Voor dakterrassen mogen een diepte hebben van maximaal 2,5 m (gelijk
aan de maximaal toegestane diepte van een aanbouw). Voor de toegestane breedte
van dakterrassen geldt de beperking geldt een beperking van van de
breedte tot 1 meter uit de
erfgrens in
verband met privacy. Als ook op het aangrenzend pand een dakterras aanwezig is
of wordt gebouwd tot in de erfgrens dan mag het dakterras wel een breedte hebben tot wel in
de erfgrens worden gebouwd. De diepte van een dakterras
bedraagt maximaal 2, 5 m. Dit is conform de diepte van de aan- en uitbouwen.

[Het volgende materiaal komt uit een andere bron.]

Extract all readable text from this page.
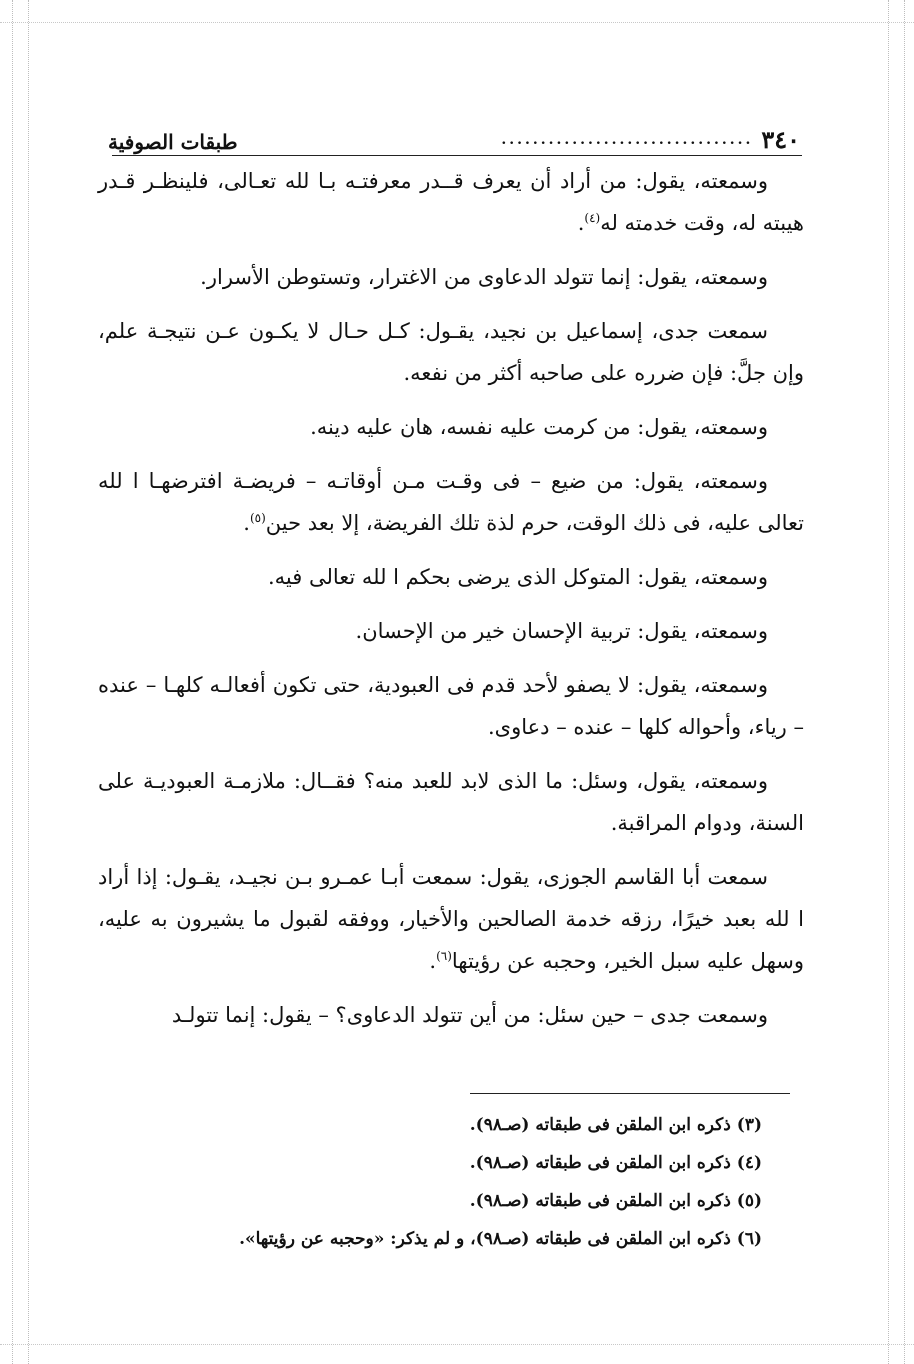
٣٤٠
................................
طبقات الصوفية

وسمعته، يقول: من أراد أن يعرف قــدر معرفتـه بـا لله تعـالى، فلينظـر قـدر هيبته له، وقت خدمته له$^{(٤)}$.

وسمعته، يقول: إنما تتولد الدعاوى من الاغترار، وتستوطن الأسرار.

سمعت جدى، إسماعيل بن نجيد، يقـول: كـل حـال لا يكـون عـن نتيجـة علم، وإن جلَّ: فإن ضرره على صاحبه أكثر من نفعه.

وسمعته، يقول: من كرمت عليه نفسه، هان عليه دينه.

وسمعته، يقول: من ضيع – فى وقـت مـن أوقاتـه – فريضـة افترضهـا ا لله تعالى عليه، فى ذلك الوقت، حرم لذة تلك الفريضة، إلا بعد حين$^{(٥)}$.

وسمعته، يقول: المتوكل الذى يرضى بحكم ا لله تعالى فيه.

وسمعته، يقول: تربية الإحسان خير من الإحسان.

وسمعته، يقول: لا يصفو لأحد قدم فى العبودية، حتى تكون أفعالـه كلهـا – عنده – رياء، وأحواله كلها – عنده – دعاوى.

وسمعته، يقول، وسئل: ما الذى لابد للعبد منه؟ فقــال: ملازمـة العبوديـة على السنة، ودوام المراقبة.

سمعت أبا القاسم الجوزى، يقول: سمعت أبـا عمـرو بـن نجيـد، يقـول: إذا أراد ا لله بعبد خيرًا، رزقه خدمة الصالحين والأخيار، ووفقه لقبول ما يشيرون به عليه، وسهل عليه سبل الخير، وحجبه عن رؤيتها$^{(٦)}$.

وسمعت جدى – حين سئل: من أين تتولد الدعاوى؟ – يقول: إنما تتولـد

(٣) ذكره ابن الملقن فى طبقاته (صـ٩٨).

(٤) ذكره ابن الملقن فى طبقاته (صـ٩٨).

(٥) ذكره ابن الملقن فى طبقاته (صـ٩٨).

(٦) ذكره ابن الملقن فى طبقاته (صـ٩٨)، و لم يذكر: «وحجبه عن رؤيتها».
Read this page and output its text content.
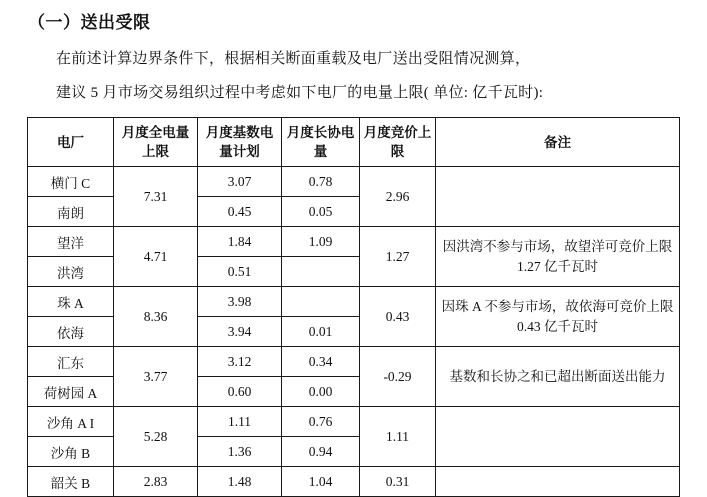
（一）送出受限
在前述计算边界条件下，根据相关断面重载及电厂送出受阻情况测算，
建议 5 月市场交易组织过程中考虑如下电厂的电量上限( 单位: 亿千瓦时):
电厂	月度全电量上限	月度基数电量计划	月度长协电量	月度竞价上限	备注
横门 C	7.31	3.07	0.78	2.96	
南朗		0.45	0.05		
望洋	4.71	1.84	1.09	1.27	因洪湾不参与市场，故望洋可竞价上限 1.27 亿千瓦时
洪湾		0.51			
珠 A	8.36	3.98		0.43	因珠 A 不参与市场，故依海可竞价上限 0.43 亿千瓦时
依海		3.94	0.01		
汇东	3.77	3.12	0.34	-0.29	基数和长协之和已超出断面送出能力
荷树园 A		0.60	0.00		
沙角 A I	5.28	1.11	0.76	1.11	
沙角 B		1.36	0.94		
韶关 B	2.83	1.48	1.04	0.31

Dit is dieper dan en balkon en om die reden is de erfgrensregeling opgenomen.
Algemene vrijstellingen
Ieder bestemmingsplan kent
een voorschrift waarin algemene vrijstellingen zijn opgenomen voor beperkte
afwijkingen in het bestemmingsplan. Deze vrijstellingen hebben tot doel enige
flexibiliteit in de voorschriften aan te brengen. In het voorschrift is bepaald
wat de begrenzingen van de vrijstellingen zijn en aan welke voorwaarden moet
worden voldaan om voor vrijstelling in aanmerking te komen. Opgemerkt wordt dat
vrijstelling verlening een bevoegdheid is en geen recht. Dat betekent dat
burgemeester en wethouders per situatie hiertoe een belangenafweging dienen te
maken.
Landelijk zijn standaarden
ontwikkeld voor het opzetten van plankaarten die het uiteindelijk mogelijk
maken alle ruimtelijke plannen binnen Nederland digitaal uit te kunnen
wisselen. Die standaarden zijn opgenomen in het Informatie Model Ruimtelijke
ordening (IMRO). IMRO is een soort pakbon of vrachtbrief waarmee alle kaart- en
tekstgegevens omgezet worden naar een vertaalbestand, zodat alle informatie
naar standaarden vertaald worden. Dit
model is gebaseerd op GIS-programma's.
Het Nederlands Instituut
Ruimtelijke Ordening en Volkshuisvesting (NIROV) heeft in samenwerking met
diverse stedebouwkundige bureaus een voorstel gedaan voor standaarden van
plankaart en voorschriften in het boekje "Op Digitale Leest".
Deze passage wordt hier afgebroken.